Though certainly a culture change for public health, LHDs must explore billing as an option to capture revenue in order to preserve their programs and services. With immunizations, evidence shows that the capability to bill leads to increased accountability and higher vaccination rates. Counties that have cast an even wider billing net have seen substantial increases to their revenues, all for services that they were already providing to their communities.

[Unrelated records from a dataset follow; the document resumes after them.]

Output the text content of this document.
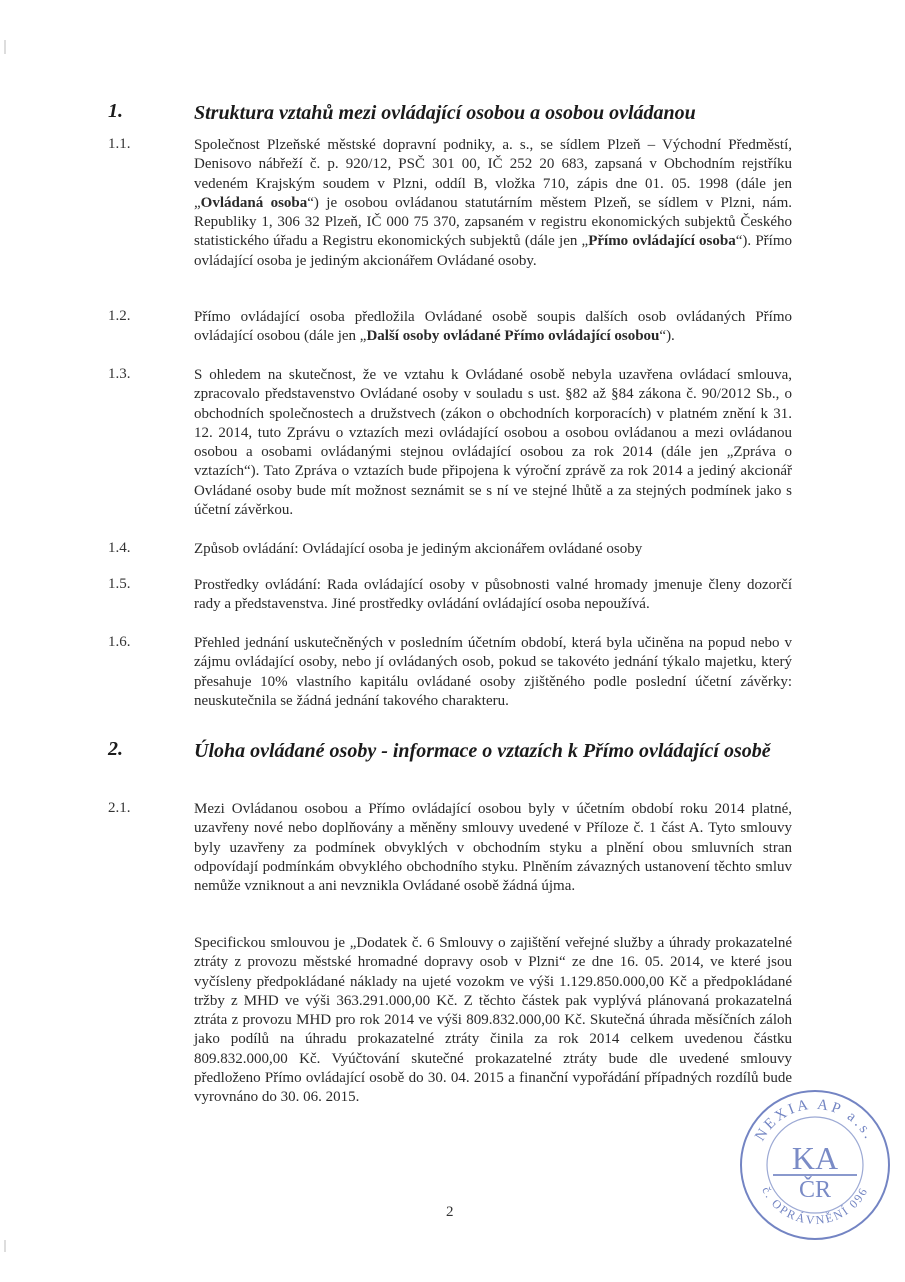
1.	Struktura vztahů mezi ovládající osobou a osobou ovládanou
1.1.	Společnost Plzeňské městské dopravní podniky, a. s., se sídlem Plzeň – Východní Předměstí, Denisovo nábřeží č. p. 920/12, PSČ 301 00, IČ 252 20 683, zapsaná v Obchodním rejstříku vedeném Krajským soudem v Plzni, oddíl B, vložka 710, zápis dne 01. 05. 1998 (dále jen „Ovládaná osoba“) je osobou ovládanou statutárním městem Plzeň, se sídlem v Plzni, nám. Republiky 1, 306 32 Plzeň, IČ 000 75 370, zapsaném v registru ekonomických subjektů Českého statistického úřadu a Registru ekonomických subjektů (dále jen „Přímo ovládající osoba“). Přímo ovládající osoba je jediným akcionářem Ovládané osoby.
1.2.	Přímo ovládající osoba předložila Ovládané osobě soupis dalších osob ovládaných Přímo ovládající osobou (dále jen „Další osoby ovládané Přímo ovládající osobou“).
1.3.	S ohledem na skutečnost, že ve vztahu k Ovládané osobě nebyla uzavřena ovládací smlouva, zpracovalo představenstvo Ovládané osoby v souladu s ust. §82 až §84 zákona č. 90/2012 Sb., o obchodních společnostech a družstvech (zákon o obchodních korporacích) v platném znění k 31. 12. 2014, tuto Zprávu o vztazích mezi ovládající osobou a osobou ovládanou a mezi ovládanou osobou a osobami ovládanými stejnou ovládající osobou za rok 2014 (dále jen „Zpráva o vztazích“). Tato Zpráva o vztazích bude připojena k výroční zprávě za rok 2014 a jediný akcionář Ovládané osoby bude mít možnost seznámit se s ní ve stejné lhůtě a za stejných podmínek jako s účetní závěrkou.
1.4.	Způsob ovládání: Ovládající osoba je jediným akcionářem ovládané osoby
1.5.	Prostředky ovládání: Rada ovládající osoby v působnosti valné hromady jmenuje členy dozorčí rady a představenstva. Jiné prostředky ovládání ovládající osoba nepoužívá.
1.6.	Přehled jednání uskutečněných v posledním účetním období, která byla učiněna na popud nebo v zájmu ovládající osoby, nebo jí ovládaných osob, pokud se takovéto jednání týkalo majetku, který přesahuje 10% vlastního kapitálu ovládané osoby zjištěného podle poslední účetní závěrky: neuskutečnila se žádná jednání takového charakteru.
2.	Úloha ovládané osoby - informace o vztazích k Přímo ovládající osobě
2.1.	Mezi Ovládanou osobou a Přímo ovládající osobou byly v účetním období roku 2014 platné, uzavřeny nové nebo doplňovány a měněny smlouvy uvedené v Příloze č. 1 část A. Tyto smlouvy byly uzavřeny za podmínek obvyklých v obchodním styku a plnění obou smluvních stran odpovídají podmínkám obvyklého obchodního styku. Plněním závazných ustanovení těchto smluv nemůže vzniknout a ani nevznikla Ovládané osobě žádná újma.
Specifickou smlouvou je „Dodatek č. 6 Smlouvy o zajištění veřejné služby a úhrady prokazatelné ztráty z provozu městské hromadné dopravy osob v Plzni“ ze dne 16. 05. 2014, ve které jsou vyčísleny předpokládané náklady na ujeté vozokm ve výši 1.129.850.000,00 Kč a předpokládané tržby z MHD ve výši 363.291.000,00 Kč. Z těchto částek pak vyplývá plánovaná prokazatelná ztráta z provozu MHD pro rok 2014 ve výši 809.832.000,00 Kč. Skutečná úhrada měsíčních záloh jako podílů na úhradu prokazatelné ztráty činila za rok 2014 celkem uvedenou částku 809.832.000,00 Kč. Vyúčtování skutečné prokazatelné ztráty bude dle uvedené smlouvy předloženo Přímo ovládající osobě do 30. 04. 2015 a finanční vypořádání případných rozdílů bude vyrovnáno do 30. 06. 2015.
2
NEXIA AP a.s.
č. OPRÁVNĚNÍ 096
KA
ČR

Streamlining and simplifying the billing and reimbursement process is the only way to balance the need to generate revenue with the need to provide continuous quality care. At the same time, having nurses and coordinators spend most of their time handling claims instead of administering vaccinations and other health care services is a poor use of skilled personnel. Providing LHDs with the proper tools for claims processing allows for optimal use of both revenues and staff.

To begin with, using such tools to verify a patient’s eligibility when they walk into the clinic saves staff from having to contact insurance companies. It also prevents a claim from coming back denied months later if the patient was not actually covered at the time of service. A quality system additionally loads and maintains clinical codes, e.g., ICD-10, and automatically crosswalks between the EHR and billing for claims generation purposes. Additional features to look for include HIPAA 5010 compliance and claims management with a clearinghouse.

The right system will also provide a high level of business intelligence without which there is simply no capacity to predict the flow of funds with any level of reliability. With such built-in analytics, reports can be generated, and reimbursement can be projected so that health departments can better forecast resources and revenue capture. Such a global view of finances facilitates future planning, helping provide stability in a mission that is simply too big to fail.